Agora, porém, o momento de Zelensky é diferente em relação a maio, notam diplomatas brasileiros. Auxiliares de Lula vêem Zelensky em sua "maior baixa de popularidade" desde o início do conflito.
Ainda sem resultados militares robustos na contraofensiva à Rússia, tendo tido que demitir seu ministro da defesa recentemente sob alegações de corrupção e recebido críticas públicas sobre sua estratégia militar dos americanos, os maiores financiadores do esforço bélico ucraniano, Zelensky não atravessa uma boa fase e talvez isso tenha aumentado sua disposição para encontrar com Lula.

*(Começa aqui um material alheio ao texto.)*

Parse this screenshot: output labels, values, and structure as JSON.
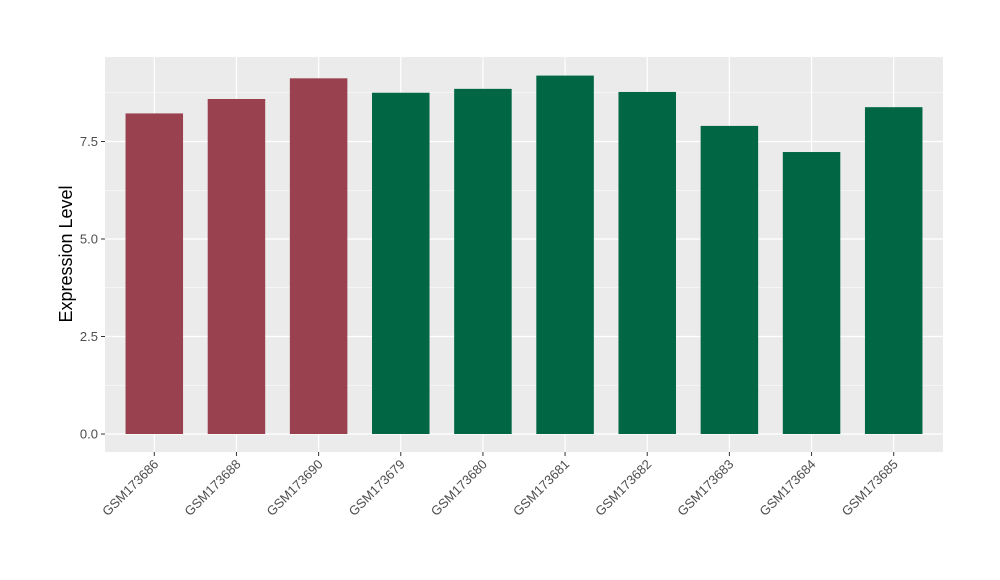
{
  "chart_data": {
    "type": "bar",
    "title": "",
    "xlabel": "",
    "ylabel": "Expression Level",
    "ylim": [
      -0.45,
      9.5
    ],
    "yticks": [
      0.0,
      2.5,
      5.0,
      7.5
    ],
    "ytick_labels": [
      "0.0",
      "2.5",
      "5.0",
      "7.5"
    ],
    "categories": [
      "GSM173686",
      "GSM173688",
      "GSM173690",
      "GSM173679",
      "GSM173680",
      "GSM173681",
      "GSM173682",
      "GSM173683",
      "GSM173684",
      "GSM173685"
    ],
    "values": [
      8.22,
      8.59,
      9.12,
      8.75,
      8.85,
      9.19,
      8.77,
      7.9,
      7.23,
      8.38
    ],
    "bar_colors": [
      "#99414f",
      "#99414f",
      "#99414f",
      "#006644",
      "#006644",
      "#006644",
      "#006644",
      "#006644",
      "#006644",
      "#006644"
    ],
    "panel_background": "#ebebeb",
    "grid": true,
    "legend": "none"
  }
}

"O presidente brasileiro é um líder global e certamente uma figurinha que faltava no álbum de fotos de Zelensky", diz outro embaixador brasileiro que participa das negociações de bilaterais na ONU.
Há alguns dias, o chanceler ucraniano Dmitri Kuleba ligou ao colega brasileiro Mauro Vieira para pedir o encontro com Lula em NY, o que levou os brasileiros a se questionar se Zelensky estaria agora mais interessado em saídas diplomáticas que Lula possa ajudar a costurar e menos em armas - que o Brasil já afirmou que não dará.
No ano que vem, com as eleições americanas, é possível que a principal fonte de financiamento dos ucranianos, o governo dos EUA, seque. E faltaria a Zelensky uma maior entrada com países do Sul Global, interlocução que Lula poderia ajudar a fazer.
Tudo isso, no entanto, a depender da disposição do ucraniano de cumprir a agenda e ao desenrolar da conversa, ressaltam os diplomatas brasileiros, que não escondem o clima de desconfiança que cerca a realização da reunião.
Mudanças de horários e cancelamento de compromissos são comuns às margens da Assembleia Geral da ONU, mas um novo desencontro entre Zelensky e Lula geraria ruídos políticos de parte a parte, o que o Brasil quer evitar.
O temor é que o ucraniano acabe por eclipsar as prioridades de Lula na viagem: seu discurso de abertura na Assembleia Geral da ONU nesta terça e o encontro bilateral com Biden, na quarta.
A expectativa é que Zelensky se desloque ao hotel onde Lula está hospedado. O brasileiro tem tentado restringir ao máximo sua circulação por conta das dores no quadril.
Depois de voltar ao Brasil, o presidente será submetido a uma cirurgia para sanar o desgaste na cabeça do fêmur que o acomete.